Zing Forum

Reading

Thinking-Bert: Exploring a Hierarchical Reasoning Architecture for Small Models to Achieve "Deep Thinking"

An experimental project attempts to enable small encoder models (only 256 dimensions and 8 layers) to achieve "thinking" capabilities similar to large reasoning models. By using a two-layer iterative processing mechanism and Adaptive Computation Time (ACT) technology, it explores the reasoning potential of lightweight models.
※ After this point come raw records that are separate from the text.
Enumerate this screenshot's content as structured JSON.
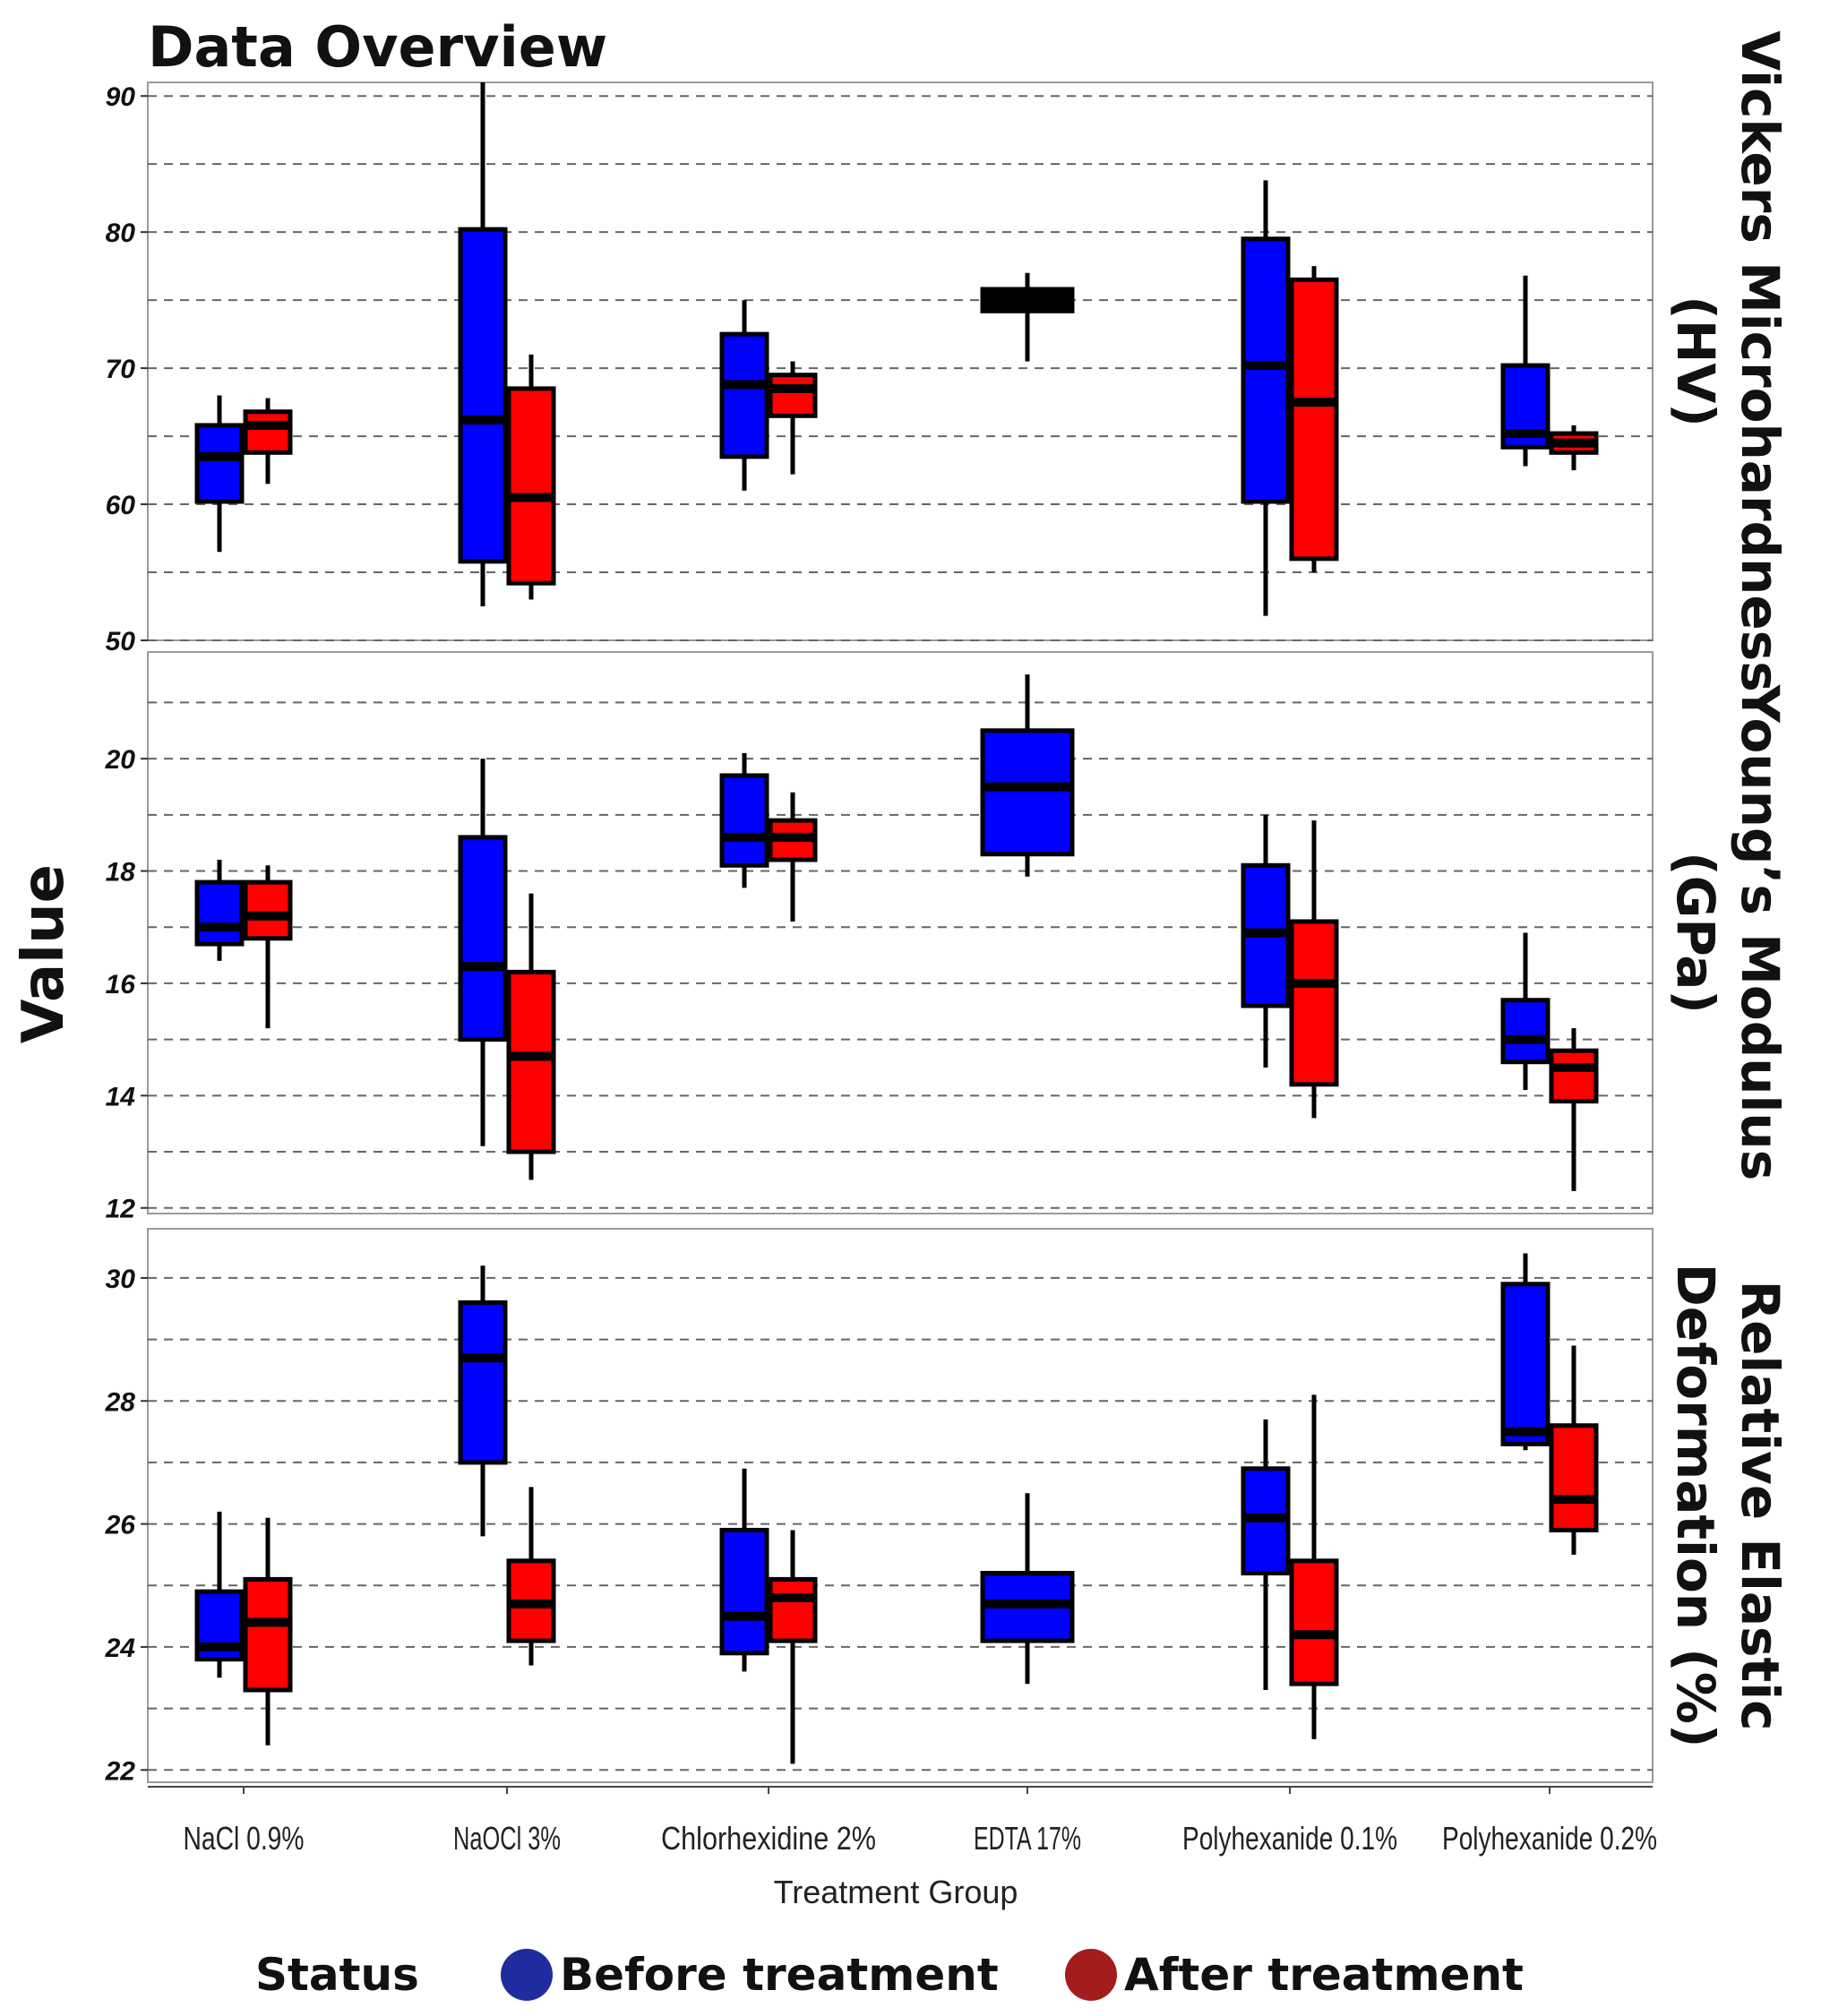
{
  "chart_data": {
    "type": "boxplot",
    "title": "Data Overview",
    "ylabel": "Value",
    "xlabel": "Treatment Group",
    "categories": [
      "NaCl 0.9%",
      "NaOCl 3%",
      "Chlorhexidine 2%",
      "EDTA 17%",
      "Polyhexanide 0.1%",
      "Polyhexanide 0.2%"
    ],
    "legend": {
      "title": "Status",
      "entries": [
        {
          "name": "Before treatment",
          "color": "#1f2b9f"
        },
        {
          "name": "After treatment",
          "color": "#a31d1d"
        }
      ]
    },
    "fill_colors": {
      "Before treatment": "#0000ff",
      "After treatment": "#ff0000"
    },
    "panels": [
      {
        "name": "Vickers Microhardness (HV)",
        "strip_lines": [
          "Vickers Microhardness",
          "(HV)"
        ],
        "ylim": [
          50,
          91
        ],
        "yticks": [
          50,
          60,
          70,
          80,
          90
        ],
        "grid_step": 5,
        "series": [
          {
            "name": "Before treatment",
            "boxes": [
              {
                "cat": "NaCl 0.9%",
                "min": 56.5,
                "q1": 60.2,
                "median": 63.5,
                "q3": 65.8,
                "max": 68.0
              },
              {
                "cat": "NaOCl 3%",
                "min": 52.5,
                "q1": 55.8,
                "median": 66.2,
                "q3": 80.2,
                "max": 91.0
              },
              {
                "cat": "Chlorhexidine 2%",
                "min": 61.0,
                "q1": 63.5,
                "median": 68.8,
                "q3": 72.5,
                "max": 75.0
              },
              {
                "cat": "EDTA 17%",
                "min": 70.5,
                "q1": 74.2,
                "median": 75.0,
                "q3": 75.8,
                "max": 77.0
              },
              {
                "cat": "Polyhexanide 0.1%",
                "min": 51.8,
                "q1": 60.2,
                "median": 70.2,
                "q3": 79.5,
                "max": 83.8
              },
              {
                "cat": "Polyhexanide 0.2%",
                "min": 62.8,
                "q1": 64.2,
                "median": 65.2,
                "q3": 70.2,
                "max": 76.8
              }
            ]
          },
          {
            "name": "After treatment",
            "boxes": [
              {
                "cat": "NaCl 0.9%",
                "min": 61.5,
                "q1": 63.8,
                "median": 65.8,
                "q3": 66.8,
                "max": 67.8
              },
              {
                "cat": "NaOCl 3%",
                "min": 53.0,
                "q1": 54.2,
                "median": 60.5,
                "q3": 68.5,
                "max": 71.0
              },
              {
                "cat": "Chlorhexidine 2%",
                "min": 62.2,
                "q1": 66.5,
                "median": 68.5,
                "q3": 69.5,
                "max": 70.5
              },
              {
                "cat": "EDTA 17%",
                "min": null,
                "q1": null,
                "median": null,
                "q3": null,
                "max": null
              },
              {
                "cat": "Polyhexanide 0.1%",
                "min": 55.0,
                "q1": 56.0,
                "median": 67.5,
                "q3": 76.5,
                "max": 77.5
              },
              {
                "cat": "Polyhexanide 0.2%",
                "min": 62.5,
                "q1": 63.8,
                "median": 64.5,
                "q3": 65.2,
                "max": 65.8
              }
            ]
          }
        ]
      },
      {
        "name": "Young's Modulus (GPa)",
        "strip_lines": [
          "Young’s Modulus",
          "(GPa)"
        ],
        "ylim": [
          11.9,
          21.9
        ],
        "yticks": [
          12,
          14,
          16,
          18,
          20
        ],
        "grid_step": 1,
        "series": [
          {
            "name": "Before treatment",
            "boxes": [
              {
                "cat": "NaCl 0.9%",
                "min": 16.4,
                "q1": 16.7,
                "median": 17.0,
                "q3": 17.8,
                "max": 18.2
              },
              {
                "cat": "NaOCl 3%",
                "min": 13.1,
                "q1": 15.0,
                "median": 16.3,
                "q3": 18.6,
                "max": 20.0
              },
              {
                "cat": "Chlorhexidine 2%",
                "min": 17.7,
                "q1": 18.1,
                "median": 18.6,
                "q3": 19.7,
                "max": 20.1
              },
              {
                "cat": "EDTA 17%",
                "min": 17.9,
                "q1": 18.3,
                "median": 19.5,
                "q3": 20.5,
                "max": 21.5
              },
              {
                "cat": "Polyhexanide 0.1%",
                "min": 14.5,
                "q1": 15.6,
                "median": 16.9,
                "q3": 18.1,
                "max": 19.0
              },
              {
                "cat": "Polyhexanide 0.2%",
                "min": 14.1,
                "q1": 14.6,
                "median": 15.0,
                "q3": 15.7,
                "max": 16.9
              }
            ]
          },
          {
            "name": "After treatment",
            "boxes": [
              {
                "cat": "NaCl 0.9%",
                "min": 15.2,
                "q1": 16.8,
                "median": 17.2,
                "q3": 17.8,
                "max": 18.1
              },
              {
                "cat": "NaOCl 3%",
                "min": 12.5,
                "q1": 13.0,
                "median": 14.7,
                "q3": 16.2,
                "max": 17.6
              },
              {
                "cat": "Chlorhexidine 2%",
                "min": 17.1,
                "q1": 18.2,
                "median": 18.6,
                "q3": 18.9,
                "max": 19.4
              },
              {
                "cat": "EDTA 17%",
                "min": null,
                "q1": null,
                "median": null,
                "q3": null,
                "max": null
              },
              {
                "cat": "Polyhexanide 0.1%",
                "min": 13.6,
                "q1": 14.2,
                "median": 16.0,
                "q3": 17.1,
                "max": 18.9
              },
              {
                "cat": "Polyhexanide 0.2%",
                "min": 12.3,
                "q1": 13.9,
                "median": 14.5,
                "q3": 14.8,
                "max": 15.2
              }
            ]
          }
        ]
      },
      {
        "name": "Relative Elastic Deformation (%)",
        "strip_lines": [
          "Relative Elastic",
          "Deformation (%)"
        ],
        "ylim": [
          21.8,
          30.8
        ],
        "yticks": [
          22,
          24,
          26,
          28,
          30
        ],
        "grid_step": 1,
        "series": [
          {
            "name": "Before treatment",
            "boxes": [
              {
                "cat": "NaCl 0.9%",
                "min": 23.5,
                "q1": 23.8,
                "median": 24.0,
                "q3": 24.9,
                "max": 26.2
              },
              {
                "cat": "NaOCl 3%",
                "min": 25.8,
                "q1": 27.0,
                "median": 28.7,
                "q3": 29.6,
                "max": 30.2
              },
              {
                "cat": "Chlorhexidine 2%",
                "min": 23.6,
                "q1": 23.9,
                "median": 24.5,
                "q3": 25.9,
                "max": 26.9
              },
              {
                "cat": "EDTA 17%",
                "min": 23.4,
                "q1": 24.1,
                "median": 24.7,
                "q3": 25.2,
                "max": 26.5
              },
              {
                "cat": "Polyhexanide 0.1%",
                "min": 23.3,
                "q1": 25.2,
                "median": 26.1,
                "q3": 26.9,
                "max": 27.7
              },
              {
                "cat": "Polyhexanide 0.2%",
                "min": 27.2,
                "q1": 27.3,
                "median": 27.5,
                "q3": 29.9,
                "max": 30.4
              }
            ]
          },
          {
            "name": "After treatment",
            "boxes": [
              {
                "cat": "NaCl 0.9%",
                "min": 22.4,
                "q1": 23.3,
                "median": 24.4,
                "q3": 25.1,
                "max": 26.1
              },
              {
                "cat": "NaOCl 3%",
                "min": 23.7,
                "q1": 24.1,
                "median": 24.7,
                "q3": 25.4,
                "max": 26.6
              },
              {
                "cat": "Chlorhexidine 2%",
                "min": 22.1,
                "q1": 24.1,
                "median": 24.8,
                "q3": 25.1,
                "max": 25.9
              },
              {
                "cat": "EDTA 17%",
                "min": null,
                "q1": null,
                "median": null,
                "q3": null,
                "max": null
              },
              {
                "cat": "Polyhexanide 0.1%",
                "min": 22.5,
                "q1": 23.4,
                "median": 24.2,
                "q3": 25.4,
                "max": 28.1
              },
              {
                "cat": "Polyhexanide 0.2%",
                "min": 25.5,
                "q1": 25.9,
                "median": 26.4,
                "q3": 27.6,
                "max": 28.9
              }
            ]
          }
        ]
      }
    ]
  }
}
Transformer推理模型分层架构自适应计算轻量级模型ModernBert迭代推理掩码语言模型
Published 2026-06-01 17:56Recent activity 2026-06-01 18:18Estimated read 7 min
Thinking-Bert: Exploring a Hierarchical Reasoning Architecture for Small Models to Achieve "Deep Thinking"
1

Section 01

[Introduction] Thinking-Bert: Exploring a Hierarchical Reasoning Architecture for Small Models to Achieve "Deep Thinking"

This project is an experimental exploration aimed at enabling small encoder models (only 256 dimensions and 8 layers) to achieve "thinking" capabilities similar to large reasoning models. By integrating a two-layer iterative processing mechanism and Adaptive Computation Time (ACT) technology, it verifies the reasoning potential of lightweight models and provides new possibilities for resource-constrained scenarios (such as edge devices and mobile terminals).

2

Section 02

Background: Reflections on the Contradiction Between Large Model Reasoning Capabilities and Scale

From late 2024 to 2025, reasoning models (such as OpenAI o-series and DeepSeek-R1) performed well on complex tasks but relied on tens or hundreds of billions of parameters. Core question: Is reasoning capability necessarily proportional to model scale? The Thinking-Bert project integrates the efficient ModernBert architecture and the HierarchicalReasoningModel's hierarchical reasoning mechanism to attempt to achieve deep thinking on small models.

3

Section 03

Core Architecture: Two-Layer Iterative Information Flow Design

The core of the model is a hierarchical iterative processing mechanism, where the 8-layer Transformer is divided into two modules:

  • Low-level processor: Handles local features, using sliding window attention (each token focuses on 128 surrounding tokens);
  • High-level processor: Aggregates global information for abstract reasoning, receiving the mean aggregated representation of the low-level output. Iterative loop process: Low-level fuses with the previous round's high-level state → T internal iterations → Mean aggregation passed to high-level → High-level updates global state → Broadcast back to low-level, repeat N times.
4

Section 04

Technical Highlights: Adaptive Computation and Differentiated Encoding Strategies

  1. Adaptive Computation Time (ACT): Dynamically determines the depth of thinking based on input complexity, predicting a Q-value to decide whether to stop;
  2. Rotary Position Encoding (RoPE) Dual-Frequency Strategy: Low-level uses a base frequency of 10000 (fine-grained position awareness), while the global layer uses an extended frequency of 160000 (broad position generalization);
  3. Curriculum Learning: Gradually increases sequence length (64→96→128) to stably learn hierarchical representations.
5

Section 05

Model Configuration and Reasoning Process

Model Configuration:

Parameter Value Description
Dimension 256 Minimal hidden layer dimension
Layers 8 4 low-level +4 high-level
Attention Heads 4 Multi-head configuration
Vocabulary 16384 Compact BPE vocabulary
Sequence Length 128 Moderate context window
Batch Size 32 Friendly training configuration
Reasoning Process: Input encoding → Mask positioning → Tensor preparation → Iterative thinking → Result extraction → Decoding output.
6

Section 06

Significance and Outlook: A New Paradigm for Small Model Reasoning

  1. Architectural Innovation Over Scale Stacking: Through designs like hierarchical iteration, small models gain reasoning capabilities, suitable for resource-constrained scenarios;
  2. Cognitive Science Inspiration: Draws on the human dual-system theory (System 1: fast intuition, System 2: slow thinking);
  3. Open Source Community Value: Quickly verifies cutting-edge ideas, follows up on the latest achievements from 2024-2025, and provides for community iteration.
7

Section 07

Limitations and Future Improvement Directions

Limitations: Limited information on the scale/quality of training data; lack of evaluation using standard reasoning benchmarks (GSM8K, HumanEval); stability challenges in iterative training and ACT. Future Directions: Introduce larger pre-training data; design dedicated training objectives for reasoning tasks; combine distillation technology to transfer knowledge from large models; verify effectiveness across multiple downstream tasks.

8

Section 08

Conclusion: Reasoning Is Not a Patent of Large Models

Thinking-Bert proves that through clever architectural design and training strategies, lightweight models can also possess "thinking" capabilities. The future AI ecosystem may become diversified: cloud-based large models and edge-side small models each play their strengths, and this project is an important piece of the puzzle leading to a diversified future.